À méditer, donc, quand le vertige physiologique se double d’un vertige métaphysique.
(1) La course à pied est également perçue comme une pratique informelle, du «souci de soi», du «bien-être», et il semble délicat de distinguer parmi ces éléments ceux qui permettraient la construction d’une véritable histoire de la course à pied « hors stade » ancrée dans le temps long. Ainsi le «jogging», est un terme importé des États-Unis dans les années 1970 et représente un phénomène de mode tourné vers le bien-être et pour se soucier de sa ligne. De même, le footing, qui selon le dictionnaire le Robert, se définit comme «une promenade hygiénique à pied», ne peut sans précaution se vanter d’exister en tant que pratique compétitive.
(2) Par exemple, les facteurs génétiques contribuent pour 25 à 50% au gain possible de V02max. Ils expliquent ainsi la grande variabilité des réponses à un même programme d’entraînement (C. Bouchard et al., 1999).

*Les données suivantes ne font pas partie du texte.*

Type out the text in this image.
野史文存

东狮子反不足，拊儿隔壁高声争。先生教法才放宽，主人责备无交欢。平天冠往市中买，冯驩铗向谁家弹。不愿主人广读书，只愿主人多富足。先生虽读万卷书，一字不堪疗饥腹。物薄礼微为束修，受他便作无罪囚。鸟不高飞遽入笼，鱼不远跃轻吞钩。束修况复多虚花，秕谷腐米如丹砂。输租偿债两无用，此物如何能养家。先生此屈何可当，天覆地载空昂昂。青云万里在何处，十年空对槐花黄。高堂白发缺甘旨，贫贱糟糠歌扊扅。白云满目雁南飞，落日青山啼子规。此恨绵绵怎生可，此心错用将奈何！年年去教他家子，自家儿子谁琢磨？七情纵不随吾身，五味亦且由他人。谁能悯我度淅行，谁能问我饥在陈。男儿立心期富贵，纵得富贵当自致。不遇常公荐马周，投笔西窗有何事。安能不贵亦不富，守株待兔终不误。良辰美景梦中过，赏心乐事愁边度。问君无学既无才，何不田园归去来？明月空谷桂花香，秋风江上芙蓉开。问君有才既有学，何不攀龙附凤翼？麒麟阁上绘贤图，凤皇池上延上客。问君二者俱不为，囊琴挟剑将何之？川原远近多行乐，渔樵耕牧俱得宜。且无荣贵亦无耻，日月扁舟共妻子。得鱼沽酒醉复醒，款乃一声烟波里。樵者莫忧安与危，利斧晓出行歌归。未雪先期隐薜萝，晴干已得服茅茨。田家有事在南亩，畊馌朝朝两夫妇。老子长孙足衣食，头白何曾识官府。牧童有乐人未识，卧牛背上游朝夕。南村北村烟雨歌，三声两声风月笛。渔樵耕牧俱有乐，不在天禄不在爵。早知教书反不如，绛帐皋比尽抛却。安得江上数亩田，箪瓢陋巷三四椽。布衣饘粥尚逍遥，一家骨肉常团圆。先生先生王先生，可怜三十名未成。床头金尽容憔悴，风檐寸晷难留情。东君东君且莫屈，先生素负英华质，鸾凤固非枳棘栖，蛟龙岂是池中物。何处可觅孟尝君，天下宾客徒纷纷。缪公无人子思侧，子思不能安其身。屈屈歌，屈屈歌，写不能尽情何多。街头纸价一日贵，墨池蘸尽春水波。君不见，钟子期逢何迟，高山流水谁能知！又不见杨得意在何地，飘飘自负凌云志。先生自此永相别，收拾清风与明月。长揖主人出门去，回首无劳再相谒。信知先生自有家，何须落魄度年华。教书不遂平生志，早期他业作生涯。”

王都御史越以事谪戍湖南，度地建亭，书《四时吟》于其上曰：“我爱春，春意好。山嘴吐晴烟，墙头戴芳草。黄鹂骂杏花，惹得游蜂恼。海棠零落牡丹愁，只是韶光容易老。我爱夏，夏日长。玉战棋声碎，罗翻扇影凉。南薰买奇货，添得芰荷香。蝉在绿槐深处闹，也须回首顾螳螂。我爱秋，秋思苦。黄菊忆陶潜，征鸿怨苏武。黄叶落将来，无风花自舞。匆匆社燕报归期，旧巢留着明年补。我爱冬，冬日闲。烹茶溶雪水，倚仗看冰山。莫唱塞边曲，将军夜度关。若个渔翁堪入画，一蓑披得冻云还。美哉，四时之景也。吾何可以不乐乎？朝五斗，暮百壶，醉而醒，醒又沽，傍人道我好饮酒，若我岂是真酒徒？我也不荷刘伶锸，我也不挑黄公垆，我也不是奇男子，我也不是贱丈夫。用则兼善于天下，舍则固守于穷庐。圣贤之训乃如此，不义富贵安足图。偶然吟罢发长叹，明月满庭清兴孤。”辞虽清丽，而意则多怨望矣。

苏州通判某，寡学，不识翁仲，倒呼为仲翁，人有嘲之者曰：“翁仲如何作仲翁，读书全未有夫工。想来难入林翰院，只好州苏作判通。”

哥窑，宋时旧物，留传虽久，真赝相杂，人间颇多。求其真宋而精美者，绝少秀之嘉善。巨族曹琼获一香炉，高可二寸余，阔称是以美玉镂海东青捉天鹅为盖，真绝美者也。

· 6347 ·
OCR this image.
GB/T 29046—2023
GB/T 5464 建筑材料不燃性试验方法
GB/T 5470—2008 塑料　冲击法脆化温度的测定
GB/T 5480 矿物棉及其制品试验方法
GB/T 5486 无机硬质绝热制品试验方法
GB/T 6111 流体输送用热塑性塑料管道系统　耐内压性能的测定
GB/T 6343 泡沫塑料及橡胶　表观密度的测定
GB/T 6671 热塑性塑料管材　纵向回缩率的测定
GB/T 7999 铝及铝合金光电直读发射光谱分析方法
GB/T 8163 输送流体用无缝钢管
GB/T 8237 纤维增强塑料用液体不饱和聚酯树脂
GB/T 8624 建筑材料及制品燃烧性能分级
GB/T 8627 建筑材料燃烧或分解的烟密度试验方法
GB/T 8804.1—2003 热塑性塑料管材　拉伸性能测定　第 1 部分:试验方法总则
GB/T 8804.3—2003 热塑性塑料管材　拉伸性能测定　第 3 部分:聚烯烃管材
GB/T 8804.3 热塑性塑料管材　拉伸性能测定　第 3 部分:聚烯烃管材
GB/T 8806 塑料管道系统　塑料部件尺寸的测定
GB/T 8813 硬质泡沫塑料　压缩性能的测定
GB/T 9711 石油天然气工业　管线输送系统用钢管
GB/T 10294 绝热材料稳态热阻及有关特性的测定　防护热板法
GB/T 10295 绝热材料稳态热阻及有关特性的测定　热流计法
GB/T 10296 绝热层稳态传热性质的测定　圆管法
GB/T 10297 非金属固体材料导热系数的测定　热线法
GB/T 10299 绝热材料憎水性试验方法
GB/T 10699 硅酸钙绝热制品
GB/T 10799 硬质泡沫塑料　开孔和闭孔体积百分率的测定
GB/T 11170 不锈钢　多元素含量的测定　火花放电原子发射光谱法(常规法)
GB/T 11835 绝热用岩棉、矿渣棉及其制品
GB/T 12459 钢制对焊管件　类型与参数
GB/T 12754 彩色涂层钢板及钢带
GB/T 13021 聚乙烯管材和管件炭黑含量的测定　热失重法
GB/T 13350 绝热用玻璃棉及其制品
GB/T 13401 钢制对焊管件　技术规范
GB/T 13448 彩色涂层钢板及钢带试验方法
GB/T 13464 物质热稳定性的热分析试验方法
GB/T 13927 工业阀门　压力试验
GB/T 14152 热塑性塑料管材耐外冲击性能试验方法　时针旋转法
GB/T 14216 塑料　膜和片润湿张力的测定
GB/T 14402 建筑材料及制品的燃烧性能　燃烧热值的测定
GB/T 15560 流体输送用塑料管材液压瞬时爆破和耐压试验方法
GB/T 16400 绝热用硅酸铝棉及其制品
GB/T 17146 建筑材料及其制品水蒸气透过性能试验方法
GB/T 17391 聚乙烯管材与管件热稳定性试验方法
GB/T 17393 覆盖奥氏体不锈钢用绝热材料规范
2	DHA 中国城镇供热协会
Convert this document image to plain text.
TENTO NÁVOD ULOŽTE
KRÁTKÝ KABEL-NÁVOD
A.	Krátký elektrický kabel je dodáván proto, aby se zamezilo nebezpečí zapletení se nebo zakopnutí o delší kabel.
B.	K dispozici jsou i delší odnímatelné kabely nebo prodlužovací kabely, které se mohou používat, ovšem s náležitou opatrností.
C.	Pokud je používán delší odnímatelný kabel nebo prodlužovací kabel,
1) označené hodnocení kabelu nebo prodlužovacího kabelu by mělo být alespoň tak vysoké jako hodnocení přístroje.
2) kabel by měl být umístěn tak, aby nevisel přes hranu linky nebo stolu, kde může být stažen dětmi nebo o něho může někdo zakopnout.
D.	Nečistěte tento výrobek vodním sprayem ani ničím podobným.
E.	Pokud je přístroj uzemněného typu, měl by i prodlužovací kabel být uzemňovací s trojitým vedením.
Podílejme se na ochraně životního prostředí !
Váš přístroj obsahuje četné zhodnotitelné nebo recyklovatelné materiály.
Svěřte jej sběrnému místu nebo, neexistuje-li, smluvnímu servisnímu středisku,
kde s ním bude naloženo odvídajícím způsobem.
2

(3) Le risque, le rêve, le fantasme, le désir d’appropriation sont habités par la présence muette de la mort (dixit Terray en 1961). L’exemple de Tom PATEY, pionnier de l’escalade glaciaire extrême est éloquent à ce propos. Après son accident mortel, de nombreuses personnes parlent: « c’est tellement injuste, si incroyable, il était si fort, indestructible… »
(4) On touche ici un domaine en pleine évolution qui est celui du «trail-alpinisme». Cet extrême sportif se distingue ainsi de notre pratique quotidienne par une véritable prise de risque et par une génétique hors du commun.